Use the distributive property, \[a\left( b+c \right)=ab+ac\].
\[\begin{align}
& 4x-8+2=4x-4+2x \\
& 4x-6=6x-4 \\
\end{align}\]
Add \[4\]to both side,
\[\begin{align}
& 4x-6+4=6x-4+4 \\
& 4x-2=6x \\
\end{align}\]
Subtract \[4x\] from both side,
\[\begin{align}
& 4x-4x-2=6x-4x \\
& -2=2x
\end{align}\]
Divided by 2 both side,
\[\begin{align}
& \frac{-2}{2}=\frac{2x}{2} \\
& -1=x \\
& x=-1 \\
\end{align}\]
The solution set is \[\left\{ -1 \right\}\].
Check the proposed solution.
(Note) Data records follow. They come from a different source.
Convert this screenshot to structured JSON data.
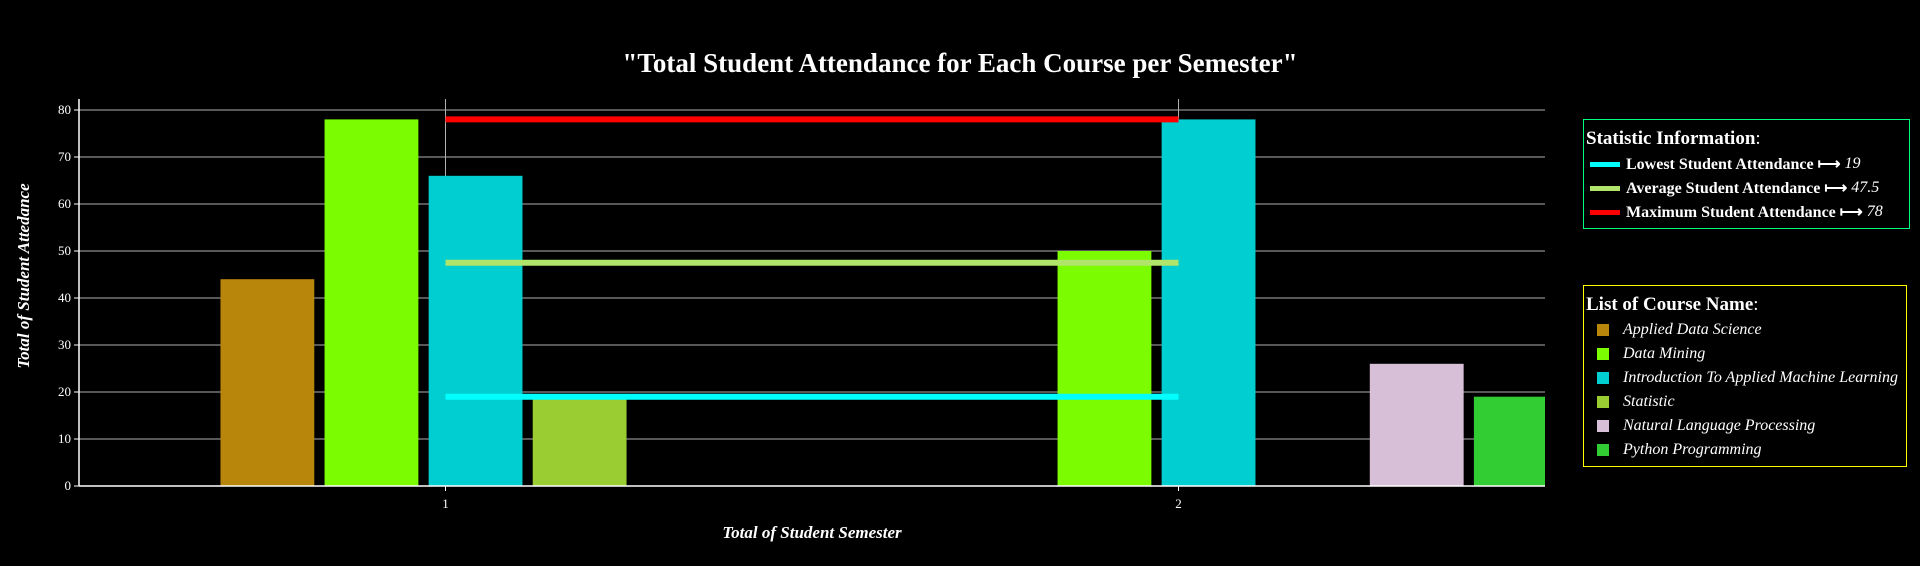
{
  "chart_data": {
    "type": "bar",
    "title": "\"Total Student Attendance for Each Course per Semester\"",
    "xlabel": "Total of Student Semester",
    "ylabel": "Total of Student Attedance",
    "ylim": [
      0,
      82
    ],
    "yticks": [
      0,
      10,
      20,
      30,
      40,
      50,
      60,
      70,
      80
    ],
    "xticks": [
      {
        "x": 1,
        "label": "1"
      },
      {
        "x": 2,
        "label": "2"
      }
    ],
    "xlim": [
      0.5,
      2.5
    ],
    "bar_width": 0.128,
    "grid": true,
    "bars": [
      {
        "course": "Applied Data Science",
        "x": 0.757,
        "value": 44
      },
      {
        "course": "Data Mining",
        "x": 0.899,
        "value": 78
      },
      {
        "course": "Introduction To Applied Machine Learning",
        "x": 1.041,
        "value": 66
      },
      {
        "course": "Statistic",
        "x": 1.183,
        "value": 19
      },
      {
        "course": "Data Mining",
        "x": 1.899,
        "value": 50
      },
      {
        "course": "Introduction To Applied Machine Learning",
        "x": 2.041,
        "value": 78
      },
      {
        "course": "Natural Language Processing",
        "x": 2.325,
        "value": 26
      },
      {
        "course": "Python Programming",
        "x": 2.467,
        "value": 19
      }
    ],
    "reference_lines": [
      {
        "name": "Lowest Student Attendance",
        "value": 19,
        "display": "19",
        "color": "#00ffff",
        "x_from": 1,
        "x_to": 2
      },
      {
        "name": "Average Student Attendance",
        "value": 47.5,
        "display": "47.5",
        "color": "#b0e46a",
        "x_from": 1,
        "x_to": 2
      },
      {
        "name": "Maximum Student Attendance",
        "value": 78,
        "display": "78",
        "color": "#ff0000",
        "x_from": 1,
        "x_to": 2
      }
    ],
    "courses": [
      {
        "name": "Applied Data Science",
        "color": "#b8860b"
      },
      {
        "name": "Data Mining",
        "color": "#7cfc00"
      },
      {
        "name": "Introduction To Applied Machine Learning",
        "color": "#00ced1"
      },
      {
        "name": "Statistic",
        "color": "#9acd32"
      },
      {
        "name": "Natural Language Processing",
        "color": "#d8bfd8"
      },
      {
        "name": "Python Programming",
        "color": "#32cd32"
      }
    ],
    "legend_placement": "right"
  },
  "legends": {
    "stats_title": "Statistic Information",
    "courses_title": "List of Course Name",
    "stats_border_color": "#00ff7f",
    "courses_border_color": "#ffff00",
    "arrow": "⟼"
  }
}
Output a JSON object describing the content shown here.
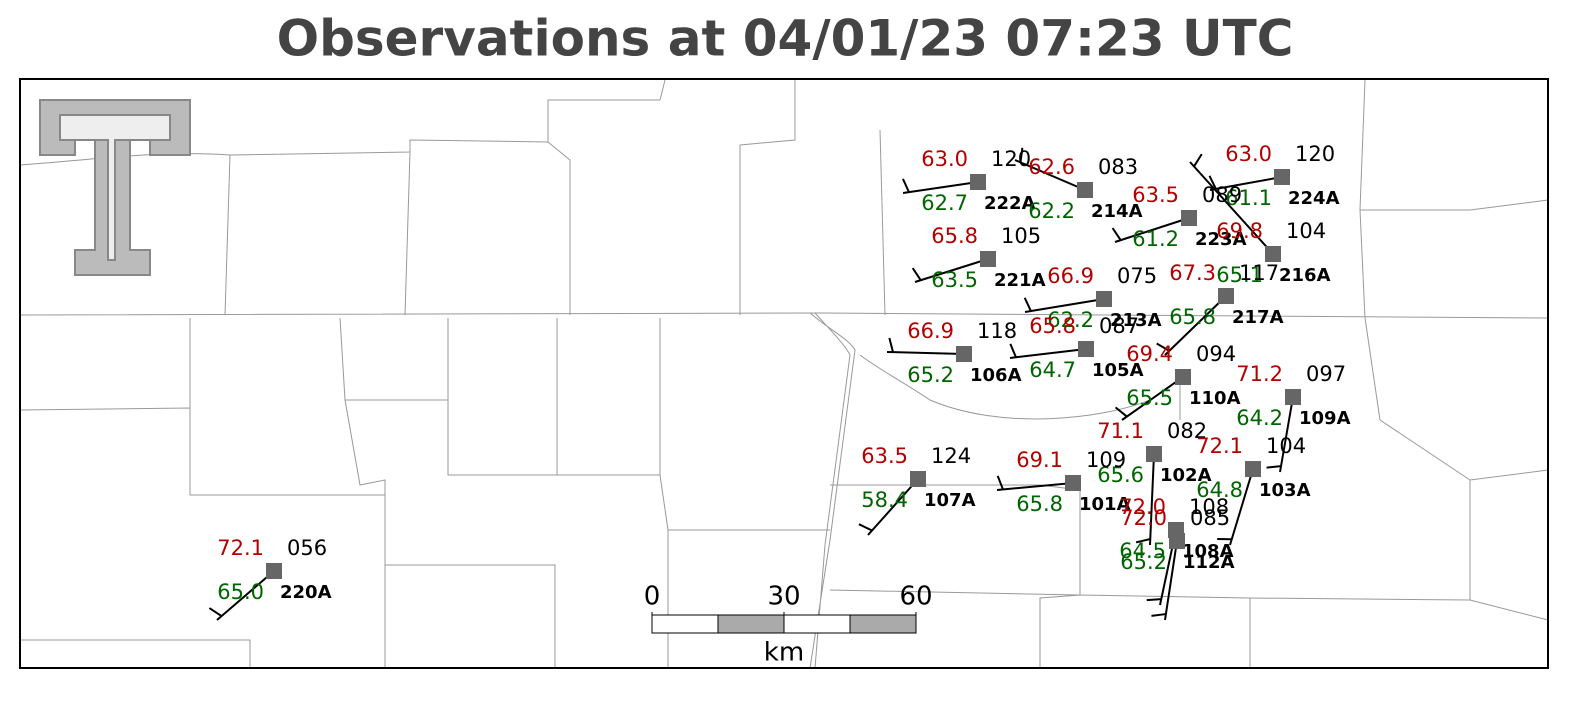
{
  "title": "Observations at 04/01/23 07:23 UTC",
  "stations": [
    {
      "id": "222A",
      "temperature": "63.0",
      "dewpoint": "62.7",
      "pressure": "120"
    },
    {
      "id": "214A",
      "temperature": "62.6",
      "dewpoint": "62.2",
      "pressure": "083"
    },
    {
      "id": "224A",
      "temperature": "63.0",
      "dewpoint": "61.1",
      "pressure": "120"
    },
    {
      "id": "223A",
      "temperature": "63.5",
      "dewpoint": "61.2",
      "pressure": "089"
    },
    {
      "id": "216A",
      "temperature": "69.8",
      "dewpoint": "65.1",
      "pressure": "104"
    },
    {
      "id": "221A",
      "temperature": "65.8",
      "dewpoint": "63.5",
      "pressure": "105"
    },
    {
      "id": "213A",
      "temperature": "66.9",
      "dewpoint": "62.2",
      "pressure": "075"
    },
    {
      "id": "217A",
      "temperature": "67.3",
      "dewpoint": "65.8",
      "pressure": "117"
    },
    {
      "id": "106A",
      "temperature": "66.9",
      "dewpoint": "65.2",
      "pressure": "118"
    },
    {
      "id": "105A",
      "temperature": "65.8",
      "dewpoint": "64.7",
      "pressure": "087"
    },
    {
      "id": "110A",
      "temperature": "69.4",
      "dewpoint": "65.5",
      "pressure": "094"
    },
    {
      "id": "109A",
      "temperature": "71.2",
      "dewpoint": "64.2",
      "pressure": "097"
    },
    {
      "id": "102A",
      "temperature": "71.1",
      "dewpoint": "65.6",
      "pressure": "082"
    },
    {
      "id": "103A",
      "temperature": "72.1",
      "dewpoint": "64.8",
      "pressure": "104"
    },
    {
      "id": "107A",
      "temperature": "63.5",
      "dewpoint": "58.4",
      "pressure": "124"
    },
    {
      "id": "101A",
      "temperature": "69.1",
      "dewpoint": "65.8",
      "pressure": "109"
    },
    {
      "id": "108A",
      "temperature": "72.0",
      "dewpoint": "64.5",
      "pressure": "108"
    },
    {
      "id": "112A",
      "temperature": "72.0",
      "dewpoint": "65.2",
      "pressure": "085"
    },
    {
      "id": "220A",
      "temperature": "72.1",
      "dewpoint": "65.0",
      "pressure": "056"
    }
  ],
  "scale_bar": {
    "ticks": [
      0,
      30,
      60
    ],
    "unit": "km"
  }
}
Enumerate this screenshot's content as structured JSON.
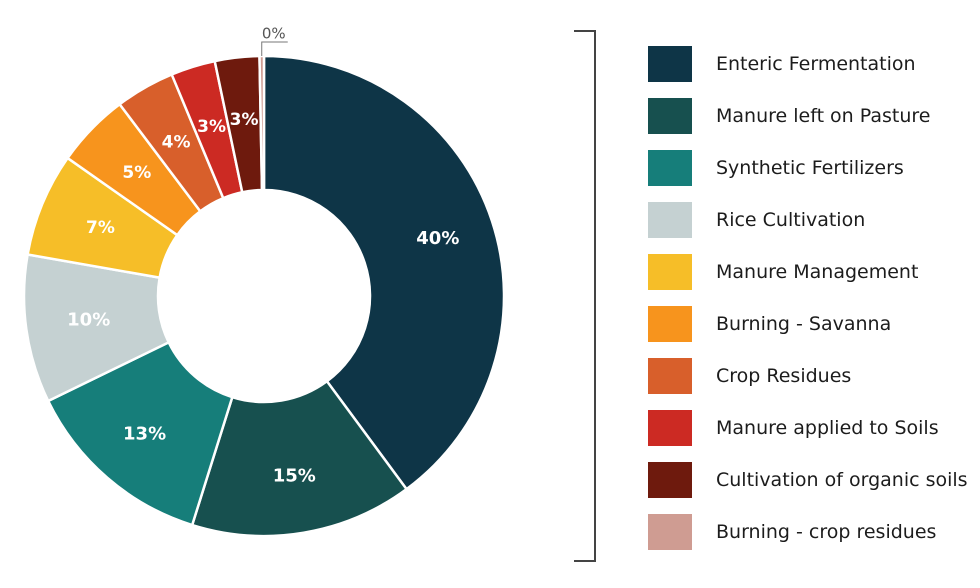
{
  "chart_data": {
    "type": "pie",
    "variant": "donut",
    "title": "",
    "legend_position": "right",
    "slices": [
      {
        "label": "Enteric Fermentation",
        "value": 40,
        "value_label": "40%",
        "color": "#0e3547"
      },
      {
        "label": "Manure left on Pasture",
        "value": 15,
        "value_label": "15%",
        "color": "#17504f"
      },
      {
        "label": "Synthetic Fertilizers",
        "value": 13,
        "value_label": "13%",
        "color": "#167e7a"
      },
      {
        "label": "Rice Cultivation",
        "value": 10,
        "value_label": "10%",
        "color": "#c5d1d2"
      },
      {
        "label": "Manure Management",
        "value": 7,
        "value_label": "7%",
        "color": "#f6be28"
      },
      {
        "label": "Burning - Savanna",
        "value": 5,
        "value_label": "5%",
        "color": "#f7941d"
      },
      {
        "label": "Crop Residues",
        "value": 4,
        "value_label": "4%",
        "color": "#d85f2b"
      },
      {
        "label": "Manure applied to Soils",
        "value": 3,
        "value_label": "3%",
        "color": "#cc2a23"
      },
      {
        "label": "Cultivation of organic soils",
        "value": 3,
        "value_label": "3%",
        "color": "#6e1a0d"
      },
      {
        "label": "Burning - crop residues",
        "value": 0,
        "value_label": "0%",
        "color": "#cf9c92"
      }
    ]
  }
}
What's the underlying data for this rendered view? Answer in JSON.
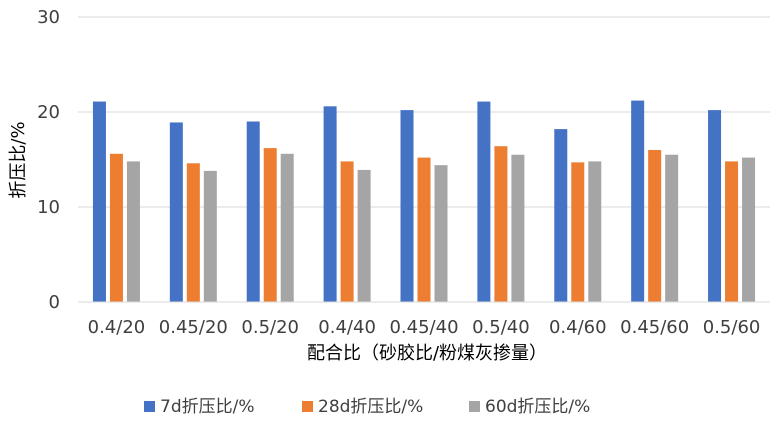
{
  "chart_data": {
    "type": "bar",
    "title": "",
    "xlabel": "配合比（砂胶比/粉煤灰掺量）",
    "ylabel": "折压比/%",
    "ylim": [
      0,
      30
    ],
    "yticks": [
      0,
      10,
      20,
      30
    ],
    "grid": true,
    "legend_position": "bottom",
    "categories": [
      "0.4/20",
      "0.45/20",
      "0.5/20",
      "0.4/40",
      "0.45/40",
      "0.5/40",
      "0.4/60",
      "0.45/60",
      "0.5/60"
    ],
    "series": [
      {
        "name": "7d折压比/%",
        "color": "#4472C4",
        "values": [
          21.1,
          18.9,
          19.0,
          20.6,
          20.2,
          21.1,
          18.2,
          21.2,
          20.2
        ]
      },
      {
        "name": "28d折压比/%",
        "color": "#ED7D31",
        "values": [
          15.6,
          14.6,
          16.2,
          14.8,
          15.2,
          16.4,
          14.7,
          16.0,
          14.8
        ]
      },
      {
        "name": "60d折压比/%",
        "color": "#A5A5A5",
        "values": [
          14.8,
          13.8,
          15.6,
          13.9,
          14.4,
          15.5,
          14.8,
          15.5,
          15.2
        ]
      }
    ]
  }
}
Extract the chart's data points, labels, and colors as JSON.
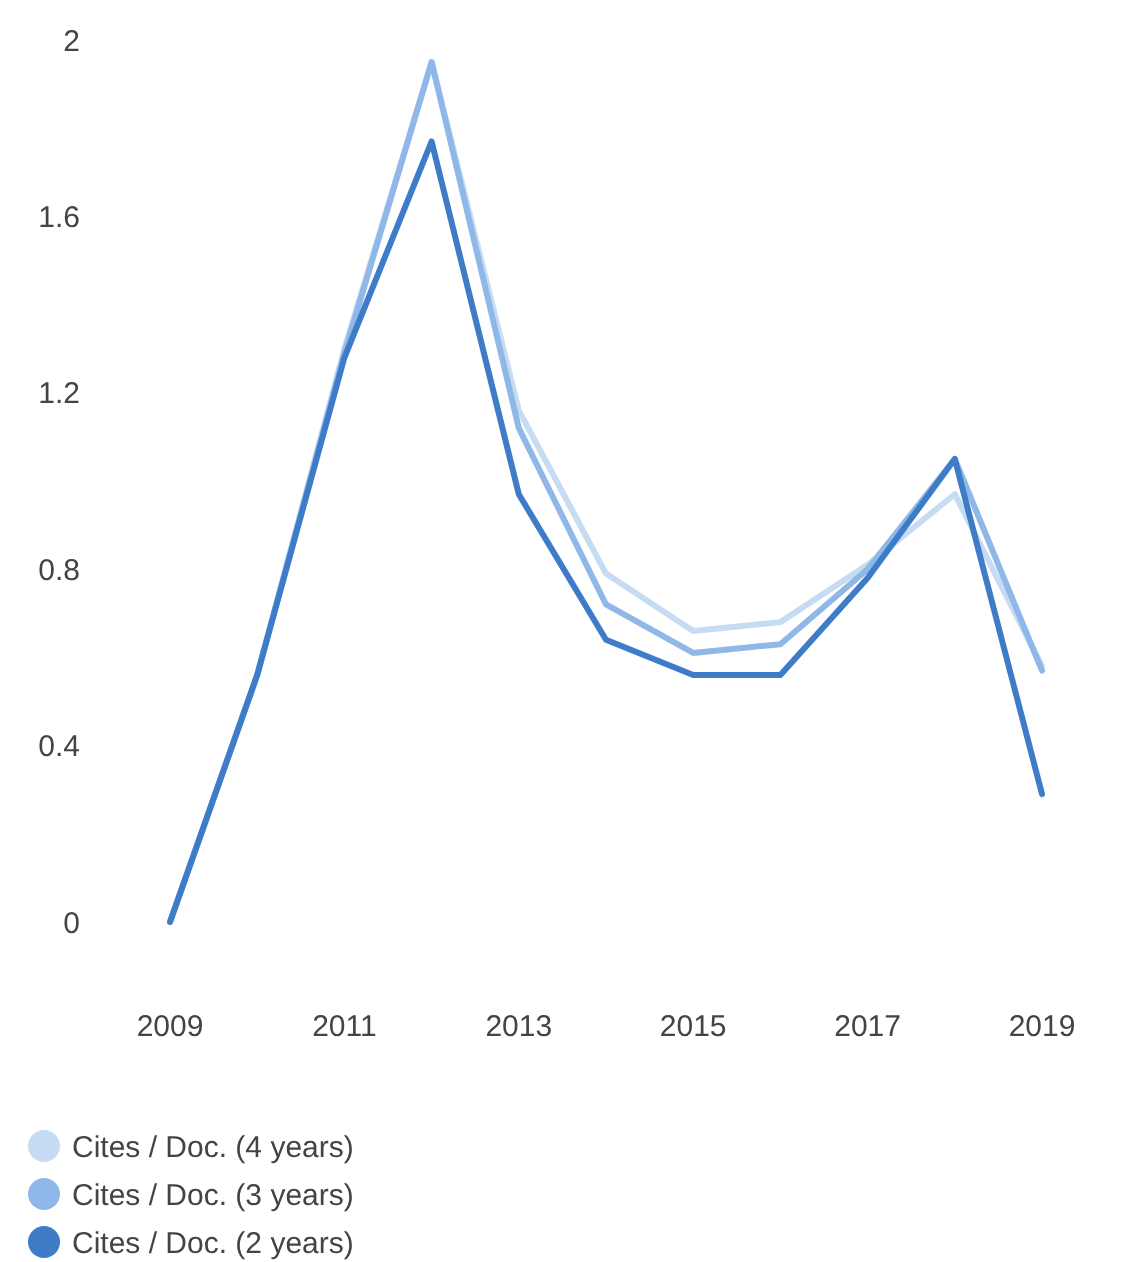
{
  "chart_data": {
    "type": "line",
    "x": [
      2009,
      2010,
      2011,
      2012,
      2013,
      2014,
      2015,
      2016,
      2017,
      2018,
      2019
    ],
    "series": [
      {
        "name": "Cites / Doc. (4 years)",
        "color": "#c6dcf2",
        "values": [
          0,
          0.56,
          1.3,
          1.95,
          1.16,
          0.79,
          0.66,
          0.68,
          0.81,
          0.97,
          0.58
        ]
      },
      {
        "name": "Cites / Doc. (3 years)",
        "color": "#8fb8e8",
        "values": [
          0,
          0.56,
          1.29,
          1.95,
          1.12,
          0.72,
          0.61,
          0.63,
          0.8,
          1.05,
          0.57
        ]
      },
      {
        "name": "Cites / Doc. (2 years)",
        "color": "#3f7cc8",
        "values": [
          0,
          0.56,
          1.28,
          1.77,
          0.97,
          0.64,
          0.56,
          0.56,
          0.78,
          1.05,
          0.29
        ]
      }
    ],
    "xlim": [
      2009,
      2019
    ],
    "xticks": [
      2009,
      2011,
      2013,
      2015,
      2017,
      2019
    ],
    "ylim": [
      0,
      2
    ],
    "yticks": [
      0,
      {
        "value": 0.4,
        "label": "0.4"
      },
      {
        "value": 0.8,
        "label": "0.8"
      },
      {
        "value": 1.2,
        "label": "1.2"
      },
      {
        "value": 1.6,
        "label": "1.6"
      },
      2
    ],
    "grid": false,
    "legend": "bottom left",
    "marker": "none",
    "line_style": "solid"
  }
}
Substitute \[-1\] for x in the original equation \[4\left( x-2 \right)+2=4x-2\left( 2-x \right)\].
\[\begin{align}
& 4\left( -1-2 \right)+2=4\left( -1 \right)-2\left( 2+1 \right) \\
& 4\left( -3 \right)+2=-4-2\left( 3 \right) \\
& -12+2=-4-6 \\
& -10=-10
\end{align}\]
This true statement \[-10=-10\] verifies that the solution set is \[\left\{ -1 \right\}\].
Now put \[x=-1\] in the expression \[{{x}^{2}}-x\].
\[\begin{align}
& {{x}^{2}}-x={{\left( -1 \right)}^{2}}-\left( -1 \right) \\
& =1+1 \\
& =2
\end{align}\]
Therefore, value of \[{{x}^{2}}-x\]is \[2\].